Patrick Harvie, Aileen Campbell and Nicola Sturgeon.
“Perhaps, at the same time, we are also being reminded of what and who really matters in life. We are reminded of the importance of good health, the importance of love, friendship and solidarity and the importance of looking out for each other. In these difficult and dark times—there is no doubt that they are difficult and dark—we should hold on to those values, which are perhaps coming to the fore.
“I have heard so many heart-warming and inspiring stories of communities not waiting to be told or asked, but just getting on with it, looking out for others and thinking about how they can play a part in the challenge that we all face. That is happening probably in every corner of Scotland and we, as the Government, are thinking very hard about how we support and facilitate that, whether through financial or other support.
“That is why part of Aileen Campbell’s statement yesterday was about the provision of funding to help with those voluntary efforts. We will provide MSPs with further information for wider dissemination about how local groups can access that, because it will be really important.
“I visited Age Scotland yesterday morning. With help from the Government, it is expanding its existing helpline so that more older people have somebody to phone if they need advice or help, or if they just need to hear a friendly voice. There will be examples of that activity all over the country and we all need to play our part in supporting it as well as we can.”
Patrick Harvie said there was one group in our society that is most urgently in need of help — “those who are losing their incomes but who still face continued rent demands. I have heard from one constituent who has already seen her full-time income disappear completely.

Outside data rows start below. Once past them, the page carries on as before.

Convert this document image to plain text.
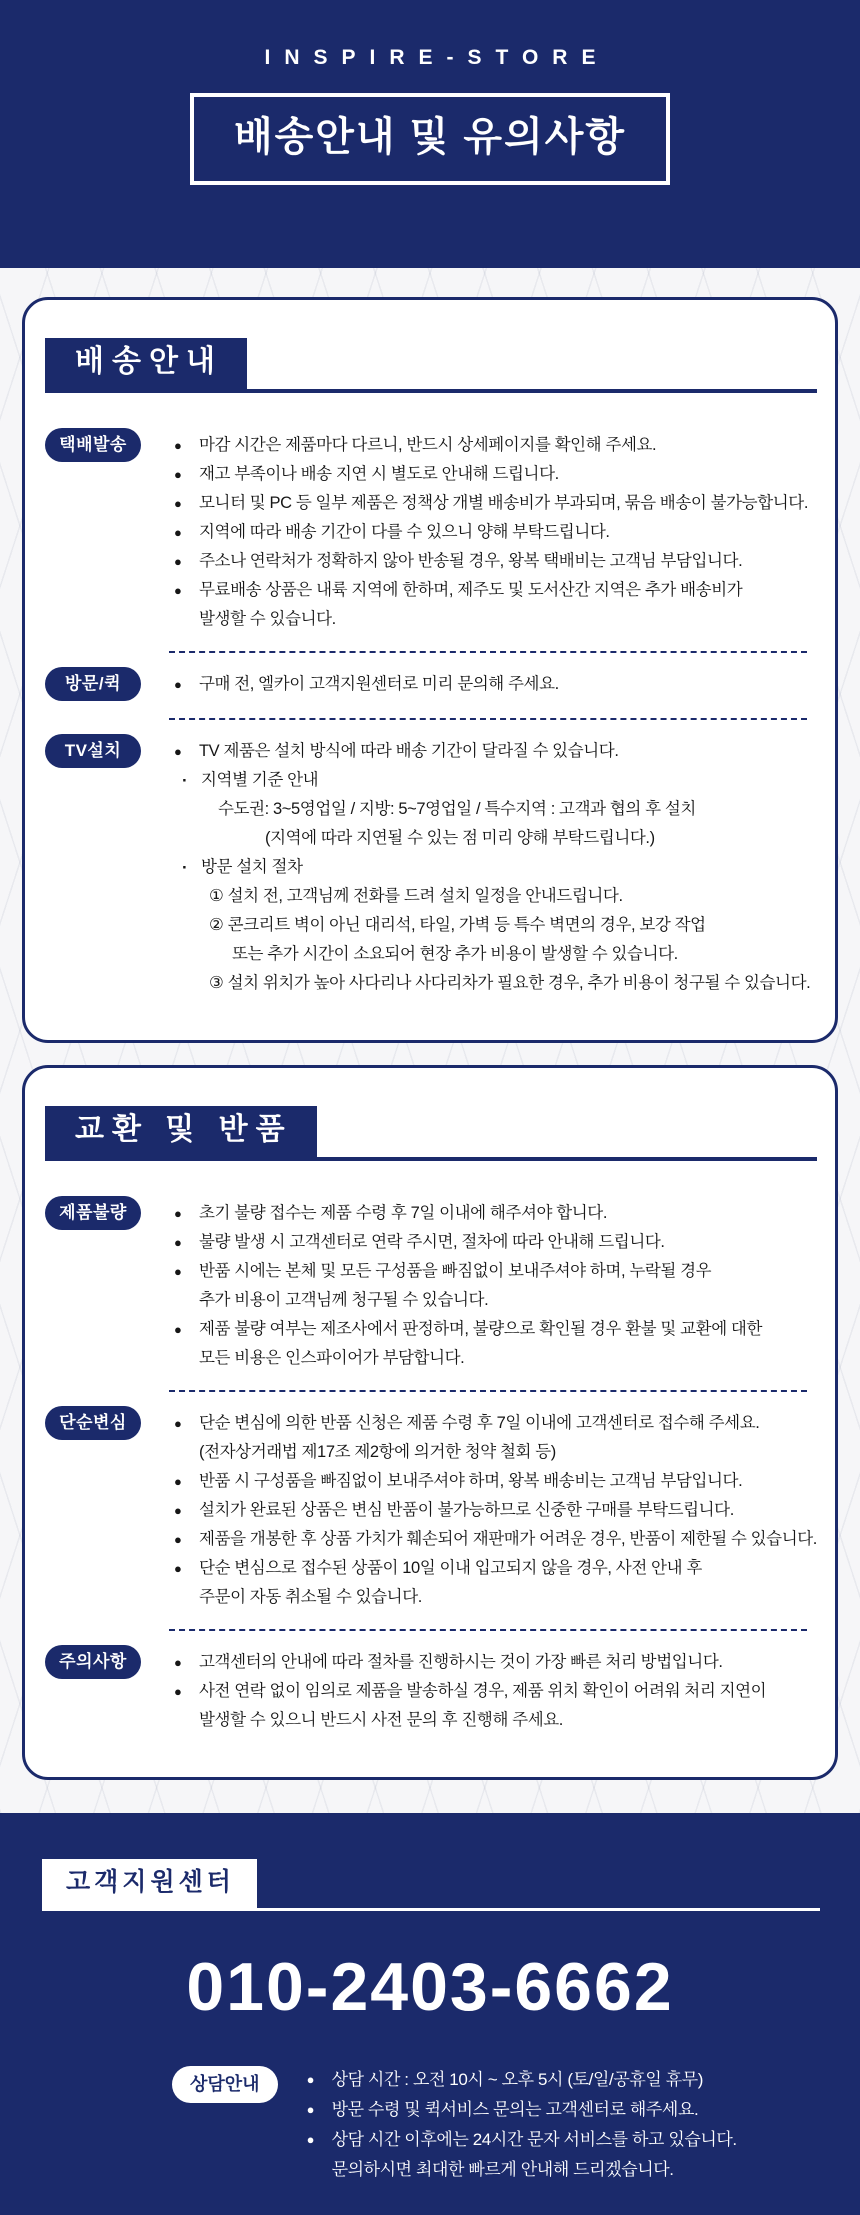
INSPIRE-STORE
배송안내 및 유의사항
배송안내
택배발송	● 마감 시간은 제품마다 다르니, 반드시 상세페이지를 확인해 주세요.
● 재고 부족이나 배송 지연 시 별도로 안내해 드립니다.
● 모니터 및 PC 등 일부 제품은 정책상 개별 배송비가 부과되며, 묶음 배송이 불가능합니다.
● 지역에 따라 배송 기간이 다를 수 있으니 양해 부탁드립니다.
● 주소나 연락처가 정확하지 않아 반송될 경우, 왕복 택배비는 고객님 부담입니다.
● 무료배송 상품은 내륙 지역에 한하며, 제주도 및 도서산간 지역은 추가 배송비가
발생할 수 있습니다.
방문/퀵	● 구매 전, 엘카이 고객지원센터로 미리 문의해 주세요.
TV설치	● TV 제품은 설치 방식에 따라 배송 기간이 달라질 수 있습니다.
· 지역별 기준 안내
수도권: 3~5영업일 / 지방: 5~7영업일 / 특수지역 : 고객과 협의 후 설치
(지역에 따라 지연될 수 있는 점 미리 양해 부탁드립니다.)
· 방문 설치 절차
① 설치 전, 고객님께 전화를 드려 설치 일정을 안내드립니다.
② 콘크리트 벽이 아닌 대리석, 타일, 가벽 등 특수 벽면의 경우, 보강 작업
또는 추가 시간이 소요되어 현장 추가 비용이 발생할 수 있습니다.
③ 설치 위치가 높아 사다리나 사다리차가 필요한 경우, 추가 비용이 청구될 수 있습니다.
교환 및 반품
제품불량	● 초기 불량 접수는 제품 수령 후 7일 이내에 해주셔야 합니다.
● 불량 발생 시 고객센터로 연락 주시면, 절차에 따라 안내해 드립니다.
● 반품 시에는 본체 및 모든 구성품을 빠짐없이 보내주셔야 하며, 누락될 경우
추가 비용이 고객님께 청구될 수 있습니다.
● 제품 불량 여부는 제조사에서 판정하며, 불량으로 확인될 경우 환불 및 교환에 대한
모든 비용은 인스파이어가 부담합니다.
단순변심	● 단순 변심에 의한 반품 신청은 제품 수령 후 7일 이내에 고객센터로 접수해 주세요.
(전자상거래법 제17조 제2항에 의거한 청약 철회 등)
● 반품 시 구성품을 빠짐없이 보내주셔야 하며, 왕복 배송비는 고객님 부담입니다.
● 설치가 완료된 상품은 변심 반품이 불가능하므로 신중한 구매를 부탁드립니다.
● 제품을 개봉한 후 상품 가치가 훼손되어 재판매가 어려운 경우, 반품이 제한될 수 있습니다.
● 단순 변심으로 접수된 상품이 10일 이내 입고되지 않을 경우, 사전 안내 후
주문이 자동 취소될 수 있습니다.
주의사항	● 고객센터의 안내에 따라 절차를 진행하시는 것이 가장 빠른 처리 방법입니다.
● 사전 연락 없이 임의로 제품을 발송하실 경우, 제품 위치 확인이 어려워 처리 지연이
발생할 수 있으니 반드시 사전 문의 후 진행해 주세요.
고객지원센터
010-2403-6662
상담안내	● 상담 시간 : 오전 10시 ~ 오후 5시 (토/일/공휴일 휴무)
● 방문 수령 및 퀵서비스 문의는 고객센터로 해주세요.
● 상담 시간 이후에는 24시간 문자 서비스를 하고 있습니다.
문의하시면 최대한 빠르게 안내해 드리겠습니다.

Her boss wants to be kind, but an events company with no events to run simply cannot pay her.
“She has no idea how she will pay her rent or other bills. I have heard of some landlords who are being responsible and recognising people’s needs. However, I have also heard from people who are being forced out of their homes, or threatened with that, on a range of existing grounds for eviction, not just rent arrears.”
He said the Scottish Government’s announcement yesterday will still leave people facing a choice between the threat of losing their home at this dangerous time, or building up unpayable debts over the coming months while, in many cases, their landlords are benefiting from a mortgage holiday. Is it not clear that we need a complete ban on evictions—on any grounds—during this crisis, and a rent holiday for those who need it?

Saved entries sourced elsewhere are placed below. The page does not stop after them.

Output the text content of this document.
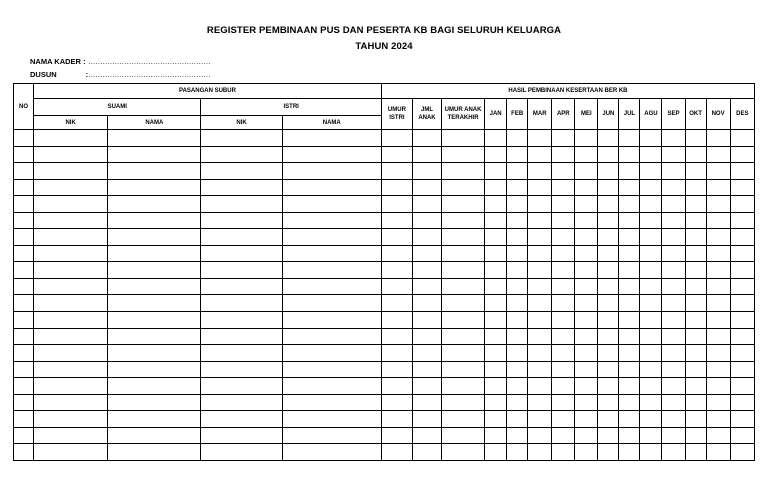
REGISTER PEMBINAAN PUS DAN PESERTA KB BAGI SELURUH KELUARGA
TAHUN 2024
NAMA KADER : ……………………………………………
DUSUN	:……………………………………………
NO	PASANGAN SUBUR				HASIL PEMBINAAN KESERTAAN BER KB														
	SUAMI		ISTRI		UMUR ISTRI	JML ANAK	UMUR ANAK TERAKHIR	JAN	FEB	MAR	APR	MEI	JUN	JUL	AGU	SEP	OKT	NOV	DES
	NIK	NAMA	NIK	NAMA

But Nicola Sturgeon assured him: “I will rule nothing out, and want to rule as much in as possible. However, I say categorically, as First Minister, that nobody should face eviction from their home because of rent arrears that are accrued as a result of the coronavirus crisis. I hope that everybody across the chamber agrees with that.

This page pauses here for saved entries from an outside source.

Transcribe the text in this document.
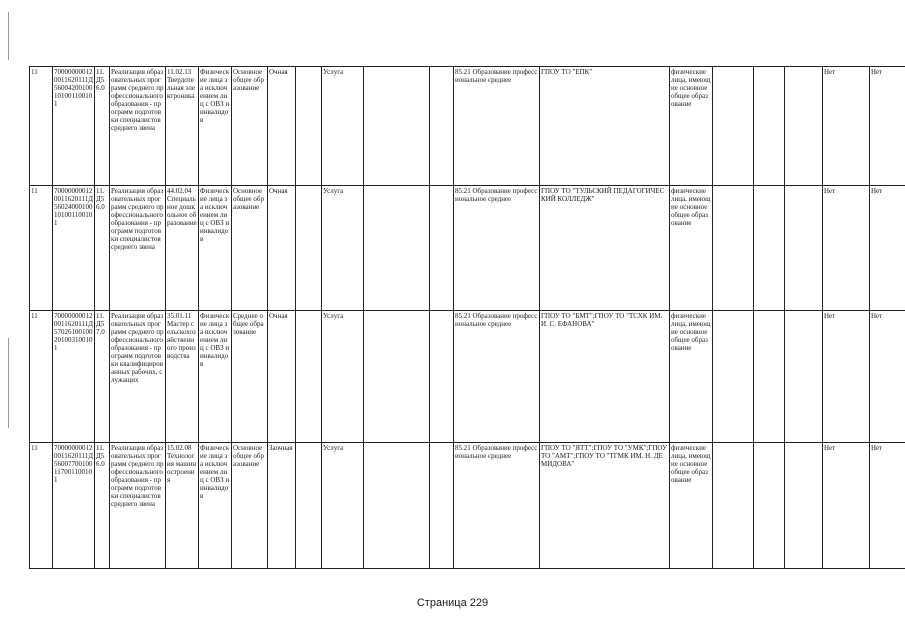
11	700000000120011620111Д56004200100101001100101	11.Д56.0	Реализация образовательных программ среднего профессионального образования - программ подготовки специалистов среднего звена	11.02.13 Твердотельная электроника	Физические лица за исключением лиц с ОВЗ и инвалидов	Основное общее образование	Очная		Услуга			85.21 Образование профессиональное среднее	ГПОУ ТО "ЕПК"	физические лица, имеющие основное общее образование				Нет	Нет	

11	700000000120011620111Д56024000100101001100101	11.Д56.0	Реализация образовательных программ среднего профессионального образования - программ подготовки специалистов среднего звена	44.02.04 Специальное дошкольное образование	Физические лица за исключением лиц с ОВЗ и инвалидов	Основное общее образование	Очная		Услуга			85.21 Образование профессиональное среднее	ГПОУ ТО "ТУЛЬСКИЙ ПЕДАГОГИЧЕСКИЙ КОЛЛЕДЖ"	физические лица, имеющие основное общее образование				Нет	Нет	

11	700000000120011620111Д57026100100201003100101	11.Д57.0	Реализация образовательных программ среднего профессионального образования - программ подготовки квалифицированных рабочих, служащих	35.01.11 Мастер сельскохозяйственного производства	Физические лица за исключением лиц с ОВЗ и инвалидов	Среднее общее образование	Очная		Услуга			85.21 Образование профессиональное среднее	ГПОУ ТО "БМТ";ГПОУ ТО "ТСХК ИМ. И. С. ЕФАНОВА"	физические лица, имеющие основное общее образование				Нет	Нет	

11	700000000120011620111Д56007700100117001100101	11.Д56.0	Реализация образовательных программ среднего профессионального образования - программ подготовки специалистов среднего звена	15.02.08 Технология машиностроения	Физические лица за исключением лиц с ОВЗ и инвалидов	Основное общее образование	Заочная		Услуга			85.21 Образование профессиональное среднее	ГПОУ ТО "ЯТТ";ГПОУ ТО "УМК";ГПОУ ТО "АМТ";ГПОУ ТО "ТГМК ИМ. Н. ДЕМИДОВА"	физические лица, имеющие основное общее образование				Нет	Нет	

Страница 229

“Aileen Campbell set out actions yesterday, but those are not necessarily the end of the road. We continue to look at what more we can do. To put it in context—it is not my intention to be political, or to criticise the United Kingdom Government, I only want to give context to what I am saying—the Prime Minister set out emergency legislation so that landlords will not be able to start proceedings to evict tenants for at least a three month period. We do not need to do that in Scotland, because that is what our current law says. That is why Aileen Campbell set out that we will extend the existing provision to six months.
“In any event, as housing tribunals are not sitting right now, no proceedings will be taken forward. However, I repeat that nobody should face eviction because of the crisis that we are living through. What I have just described applies to landlords in the private rented sector.
“For completeness, I say that the Government will take action if we find that any social landlord is contemplating raising eviction proceedings against anybody in these circumstances. My constituency experience is that we have outstanding social landlords and I would not expect any of them to do that.
“The Government will continue to ensure that if issues arise that put people in an unfair position, we will not hesitate to take the action that is required.”